Details of isolations valves are fairly well documented. Weighting up mud or spotting pills requires a good and often large mud system. There may be offshore rigs that do not have the pit volume to accommodate this option. Time is also associated with weighting up, circulating and then reducing the mud weight to resume drilling. Use of a snubbing unit requires a lot of planning, personnel and equipment. Trip times are also slowed down. Unlike UBD wells, which may wish to preserve the undamaged formation, MPD will gain fewer benefits from use of a snubbing unit.

There are other issues that may need to be considered, such as what if flow meters start to plug up, what if a line or choke manifold plugs up, leading to excessive back-pressure or an over-pressure. The outcome of these questions may result in the need for bypass lines, flushing lines and relief valves.

ABP MPD Moving ahead

MPD service companies are still finding their way in this emerging market. Each have unique products with application to drilling challenging wells. MPD equipment is being improved as feedback from the field and customers define what works, what doesn’t, what is necessary and what is “just nice to have.” All the time, MPD crews are gaining experience, and their numbers are growing. As procedures and process flows for rig-ups become more standard, the need for detailed upfront planning will be reduced.

MPD has been conducted remotely with the back-pressure being controlled from the shore for an offshore well.

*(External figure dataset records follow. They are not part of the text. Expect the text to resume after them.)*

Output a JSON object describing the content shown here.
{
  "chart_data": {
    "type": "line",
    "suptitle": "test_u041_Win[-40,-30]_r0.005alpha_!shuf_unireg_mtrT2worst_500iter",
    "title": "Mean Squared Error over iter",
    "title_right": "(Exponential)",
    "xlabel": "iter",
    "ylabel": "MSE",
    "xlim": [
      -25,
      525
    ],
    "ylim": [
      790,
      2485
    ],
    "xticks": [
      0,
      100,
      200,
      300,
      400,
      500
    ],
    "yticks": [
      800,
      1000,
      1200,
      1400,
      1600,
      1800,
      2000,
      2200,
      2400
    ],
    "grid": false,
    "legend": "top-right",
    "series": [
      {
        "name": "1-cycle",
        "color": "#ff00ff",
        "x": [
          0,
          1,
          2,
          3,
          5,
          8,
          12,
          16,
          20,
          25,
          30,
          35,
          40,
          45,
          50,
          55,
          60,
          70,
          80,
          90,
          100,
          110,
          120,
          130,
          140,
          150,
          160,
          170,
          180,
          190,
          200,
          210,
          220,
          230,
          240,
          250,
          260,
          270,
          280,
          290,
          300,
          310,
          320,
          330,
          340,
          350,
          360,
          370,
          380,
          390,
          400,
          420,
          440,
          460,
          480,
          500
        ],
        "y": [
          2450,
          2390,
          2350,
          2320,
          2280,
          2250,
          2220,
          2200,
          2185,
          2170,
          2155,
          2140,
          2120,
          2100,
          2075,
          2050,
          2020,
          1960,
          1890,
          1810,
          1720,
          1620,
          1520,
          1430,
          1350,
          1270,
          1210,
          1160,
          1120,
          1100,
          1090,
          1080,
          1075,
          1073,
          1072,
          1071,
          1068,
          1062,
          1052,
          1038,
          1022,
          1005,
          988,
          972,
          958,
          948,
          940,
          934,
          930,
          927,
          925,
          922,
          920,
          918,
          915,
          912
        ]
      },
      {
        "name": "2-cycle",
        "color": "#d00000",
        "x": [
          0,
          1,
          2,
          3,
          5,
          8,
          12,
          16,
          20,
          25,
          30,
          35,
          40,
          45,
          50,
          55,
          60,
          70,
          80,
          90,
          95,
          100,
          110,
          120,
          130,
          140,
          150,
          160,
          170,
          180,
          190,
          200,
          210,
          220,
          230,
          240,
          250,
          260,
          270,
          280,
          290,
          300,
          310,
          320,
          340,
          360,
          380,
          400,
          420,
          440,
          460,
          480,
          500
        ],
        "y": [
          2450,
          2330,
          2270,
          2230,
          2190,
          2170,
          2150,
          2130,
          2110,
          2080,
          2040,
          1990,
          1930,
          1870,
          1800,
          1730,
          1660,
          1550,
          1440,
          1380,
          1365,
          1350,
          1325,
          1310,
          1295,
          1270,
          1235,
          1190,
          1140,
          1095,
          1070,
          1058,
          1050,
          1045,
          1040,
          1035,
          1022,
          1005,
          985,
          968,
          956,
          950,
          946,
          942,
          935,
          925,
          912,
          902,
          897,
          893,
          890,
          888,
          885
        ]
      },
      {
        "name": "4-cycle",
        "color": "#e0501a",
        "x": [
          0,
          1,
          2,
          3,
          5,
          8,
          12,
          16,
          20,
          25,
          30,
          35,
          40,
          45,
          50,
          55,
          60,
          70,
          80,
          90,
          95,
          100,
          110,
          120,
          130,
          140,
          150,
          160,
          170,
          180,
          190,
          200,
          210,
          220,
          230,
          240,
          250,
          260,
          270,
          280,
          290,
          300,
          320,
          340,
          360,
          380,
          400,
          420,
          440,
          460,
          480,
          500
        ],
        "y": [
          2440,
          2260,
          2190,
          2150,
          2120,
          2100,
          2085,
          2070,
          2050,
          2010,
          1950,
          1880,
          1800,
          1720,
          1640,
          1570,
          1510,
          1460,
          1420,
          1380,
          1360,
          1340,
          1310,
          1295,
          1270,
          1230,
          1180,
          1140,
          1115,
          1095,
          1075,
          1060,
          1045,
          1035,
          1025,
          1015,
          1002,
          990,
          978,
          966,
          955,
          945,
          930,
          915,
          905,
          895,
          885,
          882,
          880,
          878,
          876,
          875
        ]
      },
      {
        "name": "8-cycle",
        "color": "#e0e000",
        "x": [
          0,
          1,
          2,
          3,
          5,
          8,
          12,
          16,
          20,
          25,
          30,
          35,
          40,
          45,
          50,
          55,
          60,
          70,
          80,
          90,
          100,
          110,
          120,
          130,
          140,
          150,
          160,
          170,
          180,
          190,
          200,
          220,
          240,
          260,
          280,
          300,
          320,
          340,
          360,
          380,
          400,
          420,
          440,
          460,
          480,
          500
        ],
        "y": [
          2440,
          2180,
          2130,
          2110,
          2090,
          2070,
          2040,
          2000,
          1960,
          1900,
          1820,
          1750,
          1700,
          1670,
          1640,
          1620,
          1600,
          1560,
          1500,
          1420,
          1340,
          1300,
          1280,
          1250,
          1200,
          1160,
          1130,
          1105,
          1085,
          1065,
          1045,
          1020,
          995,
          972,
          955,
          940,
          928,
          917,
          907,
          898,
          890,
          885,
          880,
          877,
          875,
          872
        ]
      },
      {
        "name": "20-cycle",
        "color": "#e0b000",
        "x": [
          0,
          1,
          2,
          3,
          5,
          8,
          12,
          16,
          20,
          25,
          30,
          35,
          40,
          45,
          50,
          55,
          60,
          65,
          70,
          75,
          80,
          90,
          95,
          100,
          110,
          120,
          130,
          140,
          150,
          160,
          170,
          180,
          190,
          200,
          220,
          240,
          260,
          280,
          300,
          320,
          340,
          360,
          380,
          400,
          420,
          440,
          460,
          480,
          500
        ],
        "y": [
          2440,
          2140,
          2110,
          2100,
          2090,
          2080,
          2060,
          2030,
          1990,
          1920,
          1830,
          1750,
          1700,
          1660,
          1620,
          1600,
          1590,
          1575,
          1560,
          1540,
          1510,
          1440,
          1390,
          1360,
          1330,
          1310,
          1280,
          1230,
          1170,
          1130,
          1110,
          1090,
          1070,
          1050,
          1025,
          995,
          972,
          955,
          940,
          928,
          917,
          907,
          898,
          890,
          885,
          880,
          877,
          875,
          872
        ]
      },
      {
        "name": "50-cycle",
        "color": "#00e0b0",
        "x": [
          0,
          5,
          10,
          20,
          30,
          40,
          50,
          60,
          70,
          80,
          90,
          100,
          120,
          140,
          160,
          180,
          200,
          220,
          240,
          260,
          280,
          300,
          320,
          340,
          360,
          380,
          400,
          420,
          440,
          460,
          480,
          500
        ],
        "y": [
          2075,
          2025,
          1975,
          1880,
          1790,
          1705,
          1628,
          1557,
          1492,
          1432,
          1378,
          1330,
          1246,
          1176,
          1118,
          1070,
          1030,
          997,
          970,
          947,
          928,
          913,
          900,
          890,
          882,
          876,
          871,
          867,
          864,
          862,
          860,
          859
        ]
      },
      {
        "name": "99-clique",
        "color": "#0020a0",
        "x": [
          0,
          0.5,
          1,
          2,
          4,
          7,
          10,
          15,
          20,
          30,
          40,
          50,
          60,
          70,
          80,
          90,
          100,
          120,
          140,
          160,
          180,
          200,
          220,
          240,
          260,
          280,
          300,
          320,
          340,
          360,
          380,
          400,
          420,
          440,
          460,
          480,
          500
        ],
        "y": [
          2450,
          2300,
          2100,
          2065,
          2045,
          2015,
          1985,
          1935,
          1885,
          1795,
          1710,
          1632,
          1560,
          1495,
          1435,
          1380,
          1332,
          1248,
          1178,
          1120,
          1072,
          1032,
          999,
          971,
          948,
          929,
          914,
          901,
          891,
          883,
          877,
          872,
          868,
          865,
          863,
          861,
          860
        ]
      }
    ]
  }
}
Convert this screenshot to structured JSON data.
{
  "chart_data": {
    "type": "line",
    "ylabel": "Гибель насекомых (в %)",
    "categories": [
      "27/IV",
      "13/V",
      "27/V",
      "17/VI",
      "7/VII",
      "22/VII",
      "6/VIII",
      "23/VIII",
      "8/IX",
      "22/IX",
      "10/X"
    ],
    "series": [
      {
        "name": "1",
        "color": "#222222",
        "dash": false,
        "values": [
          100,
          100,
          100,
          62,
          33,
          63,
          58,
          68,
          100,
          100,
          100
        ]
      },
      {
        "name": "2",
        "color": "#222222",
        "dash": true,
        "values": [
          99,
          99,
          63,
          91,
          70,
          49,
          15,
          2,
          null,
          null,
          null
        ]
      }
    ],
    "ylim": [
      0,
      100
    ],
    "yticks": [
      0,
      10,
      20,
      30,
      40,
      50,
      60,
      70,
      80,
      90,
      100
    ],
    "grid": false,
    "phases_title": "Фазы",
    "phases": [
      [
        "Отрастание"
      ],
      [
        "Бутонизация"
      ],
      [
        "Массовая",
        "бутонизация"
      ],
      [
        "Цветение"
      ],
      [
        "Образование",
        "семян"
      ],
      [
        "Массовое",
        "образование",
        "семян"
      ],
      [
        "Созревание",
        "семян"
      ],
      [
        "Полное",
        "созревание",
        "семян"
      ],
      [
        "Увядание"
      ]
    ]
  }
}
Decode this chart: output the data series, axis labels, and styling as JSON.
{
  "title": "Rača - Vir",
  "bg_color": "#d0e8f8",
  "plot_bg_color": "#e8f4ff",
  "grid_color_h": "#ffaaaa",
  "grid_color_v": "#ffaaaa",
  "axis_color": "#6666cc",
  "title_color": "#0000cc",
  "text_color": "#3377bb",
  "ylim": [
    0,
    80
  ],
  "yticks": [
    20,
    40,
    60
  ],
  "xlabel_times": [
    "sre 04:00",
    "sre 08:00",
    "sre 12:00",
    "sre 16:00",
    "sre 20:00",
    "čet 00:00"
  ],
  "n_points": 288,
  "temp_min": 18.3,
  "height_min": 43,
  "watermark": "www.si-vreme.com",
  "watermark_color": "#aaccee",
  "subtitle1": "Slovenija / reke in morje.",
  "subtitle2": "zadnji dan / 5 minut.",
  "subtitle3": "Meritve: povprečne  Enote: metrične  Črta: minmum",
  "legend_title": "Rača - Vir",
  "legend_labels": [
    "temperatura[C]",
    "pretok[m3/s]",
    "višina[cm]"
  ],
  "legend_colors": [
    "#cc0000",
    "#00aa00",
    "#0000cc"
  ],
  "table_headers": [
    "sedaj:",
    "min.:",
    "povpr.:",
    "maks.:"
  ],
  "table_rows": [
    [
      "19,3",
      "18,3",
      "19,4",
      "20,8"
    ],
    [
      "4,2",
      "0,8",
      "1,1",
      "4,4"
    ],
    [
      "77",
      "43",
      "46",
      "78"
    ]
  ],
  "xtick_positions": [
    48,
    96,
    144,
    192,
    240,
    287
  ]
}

There is, however, a stage before this whereby the flow rate into the well is automatically controlled as part of the MPD process. The technology is there, and its integration will remove a further possible hazard associated with human intervention. At the moment, it is “not necessary.”

The other perspective is that as rig crews become trained in the use of MPD equipment, they will become able to take full control of the choke, so a dedicated MPD crew may not be required. The equipment may end up becoming a rental item called out by the rig, rigged up and operated wholly by the crew.


MPD in the form of applied back-pressure lies between an equivalent conventional well and an equivalent UBD well. Initially, it will cost more than a conventional well, though the initial cost should be less than for a similar UBD well. Being statically overbalanced or statically underbalanced will be the major factor in determining how much planning is required. If formation uncertainties are low and there is a clear understanding of what MPD will deliver, planning may be fast-tracked. Still, certain facets will pay off if done diligently at the start: training, procedures, and a clear understanding of roles and responsibilities at the rig site.

A statically underbalanced MPD well with several uncertainties will require significantly more planning and may reach a level similar to that of an UBD well. Many of the same elements of a UBD well arise in ABP MPD, and failure to consider them could result in significant influxes and well control problems. The difference is that the well is being controlled by two parties – the driller and the MPD choke operator.

Asking “what if” questions will add to the complexity of the well design, as well as equipment, training and procedures, and increase the overall scope of MPD. The key to managing “scope creep” often lies in remaining pragmatic during HAZIDs and HAZOPs. Both serve as great milestones in the planning stage.  Control of these events will often control the scope of the project.

As ABP MPD moves forward, the procedures, process flow diagrams and HAZID/HAZOPs will become more standard. At that stage, the planning phase should reduce as the MPD service company swiftly identifies anything unique to a well/rig, makes the necessary changes to standard practices and implements MPD far quicker and safer than possible today.

SPE/IADC 113682, “MPD Planning: How Much Is Enough?”, was presented at the 2008 SPE/IADC Managed Pressure Drilling and Underbalanced Operations Conference and Exhibition, Abu Dhabi, UAE, 28-29 January 2008.